L’intérêt du journal télévisé n’est pas l’information mais la propagande. Seul endroit où le spectateur est obligé de prendre connaissance de certains faits. Le lecteur abandonne vite un article qui heurte ses convictions. Le spectateur zappe moins facilement, accroché par les images. La brièveté du sujet évite la lassitude. Il est possible de lui inculquer, par petites touches, une information qu’il ne souhaite pas forcément recevoir.

Arme à double tranchant.

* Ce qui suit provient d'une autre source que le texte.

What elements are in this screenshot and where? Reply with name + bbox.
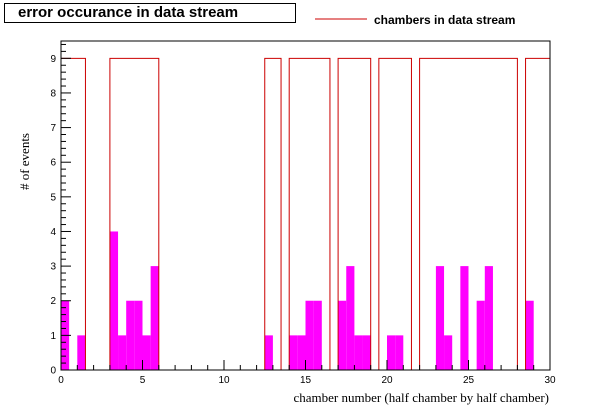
error-bar <box>476 300 485 370</box>
x-axis-title: chamber number (half chamber by half cha… <box>293 390 549 405</box>
y-tick-label: 0 <box>50 366 56 377</box>
error-bar <box>354 335 363 370</box>
y-tick-label: 8 <box>50 88 56 99</box>
x-tick-label: 15 <box>300 375 312 386</box>
error-bar <box>395 335 404 370</box>
error-bar <box>346 266 355 370</box>
chamber-step-line <box>60 57 551 371</box>
error-bar <box>297 335 306 370</box>
y-tick-label: 4 <box>50 227 56 238</box>
error-bar <box>525 300 534 370</box>
chamber-step-layer <box>60 57 551 371</box>
legend-label-chambers: chambers in data stream <box>374 13 515 27</box>
x-tick-label: 30 <box>544 375 556 386</box>
error-bars-layer <box>61 231 534 370</box>
error-bar <box>118 335 127 370</box>
x-tick-label: 10 <box>218 375 230 386</box>
error-bar <box>77 335 86 370</box>
y-tick-label: 1 <box>50 331 56 342</box>
error-bar <box>109 231 119 370</box>
error-bar <box>289 335 298 370</box>
x-tick-label: 20 <box>381 375 393 386</box>
error-bar <box>444 335 453 370</box>
error-bar <box>126 300 135 370</box>
error-bar <box>264 335 273 370</box>
y-tick-label: 3 <box>50 262 56 273</box>
y-axis-title: # of events <box>17 133 32 190</box>
error-bar <box>134 300 143 370</box>
error-bar <box>313 300 322 370</box>
chart-title: error occurance in data stream <box>4 3 296 23</box>
error-bar <box>435 266 445 370</box>
error-bar <box>338 300 347 370</box>
error-bar <box>362 335 371 370</box>
error-bar <box>150 266 159 370</box>
x-tick-label: 5 <box>140 375 146 386</box>
error-bar <box>484 266 493 370</box>
y-tick-label: 5 <box>50 192 56 203</box>
error-bar <box>142 335 151 370</box>
y-tick-label: 7 <box>50 123 56 134</box>
error-bar <box>305 300 314 370</box>
error-bar <box>460 266 469 370</box>
y-axis-ticks: 0 1 2 3 4 5 6 7 8 9 <box>50 43 71 377</box>
x-axis-ticks: 0 5 10 15 20 25 30 <box>58 360 556 386</box>
x-tick-label: 0 <box>58 375 64 386</box>
x-tick-label: 25 <box>463 375 475 386</box>
y-tick-label: 9 <box>50 54 56 65</box>
error-bar <box>387 335 396 370</box>
y-tick-label: 2 <box>50 296 56 307</box>
legend: chambers in data stream <box>315 13 515 27</box>
y-tick-label: 6 <box>50 158 56 169</box>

Les ricains ont ingurgité la litanie des attentats. Ont appris la paranoïa par le petit écran. Ont soutenu massivement une guerre. Ont vu le drame quotidien pour les civils. Ont regretté… quand ils n’ont pas éteint le poste. A quel moment auraient-ils du l’éteindre?

L’éthique des journalistes est plus importante que celle des médecins. Son absence peut faire beaucoup plus de morts. Beaucoup plus de dépressifs.
Il n’y a pas d’Ordre des Journalistes. Pas d’instance éthique. Trop synonyme de censure. Pourtant il y a des règles morales reconnues. Personne n’accepterait de reconnaître qu’il fait de la propagande. Qu’il manipule les esprits.
C’est pourtant le cas quand un sujet est sur-traité. Quand une image-choc décide d’un reportage. Quand la violence suffit à rendre une histoire intéressante.

Nous comprenons en tant que parents l’importance de surveiller lectures et films de nos malléables enfants. Mais quand cessons-nous exactement d’être un enfant?